Lyubov Sobol, a top figure in Navalny’s Anti-Corruption Foundation, was also detained for 48 hours, Navalny tweeted. He also tweeted video and a photo he said showed police raiding her home and loading her into a police vehicle.

Russian authorities are accusing Sobol and others of barging into an old woman’s apartment in Moscow while wearing uniforms used by the state consumer health watchdog after tricking a delivery person into allowing them to enter the complex, according to Reuters.

But Sobol’s supporters say she was at the apartment of a security operative allegedly involved in the near fatal poisoning of Navalny, according to Reuters.

“They are locking up the mother of a small child for two days to tell everybody: don’t dig into this case,” Navalny tweeted in Russian, according to a translation from Reuters. “Don’t dare to mess with our killers and poisoners and knock on their doors.
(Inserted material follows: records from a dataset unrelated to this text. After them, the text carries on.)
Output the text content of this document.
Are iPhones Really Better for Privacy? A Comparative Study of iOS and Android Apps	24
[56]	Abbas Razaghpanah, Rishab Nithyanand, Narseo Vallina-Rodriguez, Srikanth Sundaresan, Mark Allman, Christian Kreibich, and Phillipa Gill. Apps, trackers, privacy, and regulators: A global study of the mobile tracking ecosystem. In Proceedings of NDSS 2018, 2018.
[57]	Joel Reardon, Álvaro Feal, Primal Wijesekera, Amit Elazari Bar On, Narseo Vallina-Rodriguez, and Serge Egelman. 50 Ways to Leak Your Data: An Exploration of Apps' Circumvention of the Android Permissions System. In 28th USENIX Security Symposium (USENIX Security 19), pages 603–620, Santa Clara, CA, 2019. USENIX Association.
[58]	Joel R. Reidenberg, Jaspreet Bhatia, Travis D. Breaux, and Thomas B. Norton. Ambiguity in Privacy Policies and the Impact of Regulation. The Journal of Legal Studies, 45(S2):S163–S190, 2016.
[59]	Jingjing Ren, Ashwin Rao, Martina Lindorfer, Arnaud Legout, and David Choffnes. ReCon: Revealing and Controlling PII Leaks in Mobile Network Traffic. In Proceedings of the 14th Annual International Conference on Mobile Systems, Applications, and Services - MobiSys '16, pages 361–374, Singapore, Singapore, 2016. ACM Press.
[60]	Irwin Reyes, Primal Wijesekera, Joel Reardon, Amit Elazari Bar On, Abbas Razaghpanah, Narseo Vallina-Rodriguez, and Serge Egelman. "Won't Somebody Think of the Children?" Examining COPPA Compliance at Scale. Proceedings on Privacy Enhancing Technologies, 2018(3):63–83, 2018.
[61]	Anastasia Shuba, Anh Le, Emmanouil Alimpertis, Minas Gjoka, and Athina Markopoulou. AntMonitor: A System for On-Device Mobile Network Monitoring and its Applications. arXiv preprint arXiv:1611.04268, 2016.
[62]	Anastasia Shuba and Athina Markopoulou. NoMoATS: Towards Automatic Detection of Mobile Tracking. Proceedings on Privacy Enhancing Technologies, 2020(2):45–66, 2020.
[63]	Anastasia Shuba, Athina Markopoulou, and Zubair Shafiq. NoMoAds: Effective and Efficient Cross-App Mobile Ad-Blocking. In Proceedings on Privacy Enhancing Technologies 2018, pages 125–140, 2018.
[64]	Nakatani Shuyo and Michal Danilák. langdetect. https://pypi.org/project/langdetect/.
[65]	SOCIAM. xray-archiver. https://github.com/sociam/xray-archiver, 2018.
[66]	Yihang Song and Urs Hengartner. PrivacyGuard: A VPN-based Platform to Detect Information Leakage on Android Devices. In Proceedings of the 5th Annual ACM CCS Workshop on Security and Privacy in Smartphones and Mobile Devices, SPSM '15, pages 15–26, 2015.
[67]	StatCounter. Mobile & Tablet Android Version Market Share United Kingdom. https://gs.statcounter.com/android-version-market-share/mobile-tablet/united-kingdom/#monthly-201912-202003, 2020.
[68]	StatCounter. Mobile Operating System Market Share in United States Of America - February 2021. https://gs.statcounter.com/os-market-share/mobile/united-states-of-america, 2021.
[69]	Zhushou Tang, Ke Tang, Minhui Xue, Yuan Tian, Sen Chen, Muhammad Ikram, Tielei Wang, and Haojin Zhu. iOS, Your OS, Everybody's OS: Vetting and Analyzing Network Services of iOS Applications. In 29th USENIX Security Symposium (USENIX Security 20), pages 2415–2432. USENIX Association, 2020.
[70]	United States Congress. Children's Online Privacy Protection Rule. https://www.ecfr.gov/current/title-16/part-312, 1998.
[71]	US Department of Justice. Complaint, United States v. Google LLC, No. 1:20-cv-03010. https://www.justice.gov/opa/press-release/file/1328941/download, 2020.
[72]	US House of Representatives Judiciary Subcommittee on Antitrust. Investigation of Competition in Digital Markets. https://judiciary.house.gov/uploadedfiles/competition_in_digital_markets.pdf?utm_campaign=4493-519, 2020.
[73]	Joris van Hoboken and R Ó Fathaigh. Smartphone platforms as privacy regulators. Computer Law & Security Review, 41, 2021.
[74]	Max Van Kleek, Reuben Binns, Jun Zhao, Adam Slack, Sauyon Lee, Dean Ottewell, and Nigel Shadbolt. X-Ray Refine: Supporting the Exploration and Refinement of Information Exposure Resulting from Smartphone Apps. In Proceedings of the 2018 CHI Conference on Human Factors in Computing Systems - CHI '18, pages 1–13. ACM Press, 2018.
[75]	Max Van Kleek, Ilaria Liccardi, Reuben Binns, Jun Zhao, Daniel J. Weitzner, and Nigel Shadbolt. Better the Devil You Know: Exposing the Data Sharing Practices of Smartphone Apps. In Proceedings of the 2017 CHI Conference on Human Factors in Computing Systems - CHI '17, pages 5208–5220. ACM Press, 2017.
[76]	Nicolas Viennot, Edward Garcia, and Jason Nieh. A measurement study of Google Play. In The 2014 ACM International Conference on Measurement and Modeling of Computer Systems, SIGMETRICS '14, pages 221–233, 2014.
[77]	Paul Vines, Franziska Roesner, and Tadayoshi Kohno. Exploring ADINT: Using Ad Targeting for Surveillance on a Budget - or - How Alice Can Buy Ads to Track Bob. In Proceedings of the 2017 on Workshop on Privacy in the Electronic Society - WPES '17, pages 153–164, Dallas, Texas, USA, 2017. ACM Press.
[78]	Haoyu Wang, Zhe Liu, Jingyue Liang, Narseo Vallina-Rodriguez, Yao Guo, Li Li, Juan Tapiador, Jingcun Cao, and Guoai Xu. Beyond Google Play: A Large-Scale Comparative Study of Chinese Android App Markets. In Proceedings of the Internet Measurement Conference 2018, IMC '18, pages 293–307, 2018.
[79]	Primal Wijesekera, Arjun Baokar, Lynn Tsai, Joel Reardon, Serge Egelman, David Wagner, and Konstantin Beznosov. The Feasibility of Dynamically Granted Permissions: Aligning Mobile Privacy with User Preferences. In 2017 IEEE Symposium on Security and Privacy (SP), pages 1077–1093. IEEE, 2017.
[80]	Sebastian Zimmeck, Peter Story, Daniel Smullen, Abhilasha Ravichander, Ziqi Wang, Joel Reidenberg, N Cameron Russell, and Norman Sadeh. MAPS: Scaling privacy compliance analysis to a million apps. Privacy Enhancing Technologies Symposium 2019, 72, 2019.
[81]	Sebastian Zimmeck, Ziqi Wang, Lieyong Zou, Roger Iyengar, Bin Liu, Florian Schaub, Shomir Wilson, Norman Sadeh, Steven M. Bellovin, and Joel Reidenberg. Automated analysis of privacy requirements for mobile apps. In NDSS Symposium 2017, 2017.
These killers are untouchable.”

The alleged Russian FSB agent was the one Navalny said earlier this week he tricked into admitting his involvement in the poisoning and revealing details of the plot, according to The Associated Press.

Navalny claimed in a phone call with the alleged agent, Konstantin Kudryavtsev, that he was an official from Russia’s national security council conducting a debriefing and got Kudryavtsev to reveal that a nerve agent was planted in Navalny’s underpants.

Navalny is recovering at an undisclosed location in Germany, where he was hospitalized in August after he became ill on a plane leaving the city of Tomsk.

In October, the Organisation for the Prohibition of Chemical Weapons said toxic chemicals taken from Navalny’s blood and urine was related to the Novichok group of nerve agents.

A joint investigation by CNN and Bellingcat released earlier this month found that an elite FSB poisons unit of up to 10 people shadowed Navalny for years. 

The FSB has denied Navalny’s account.

But earlier this week, the State Department also assigned blame to the FSB.

“The United States believes that officers from the Russian Federal Security Service (FSB) used a Novichok nerve agent to poison Mr. Navalny,” the department said in a statement Wednesday. “There is no plausible explanation for Mr. Navalny’s poisoning other than Russian government involvement and responsibility.”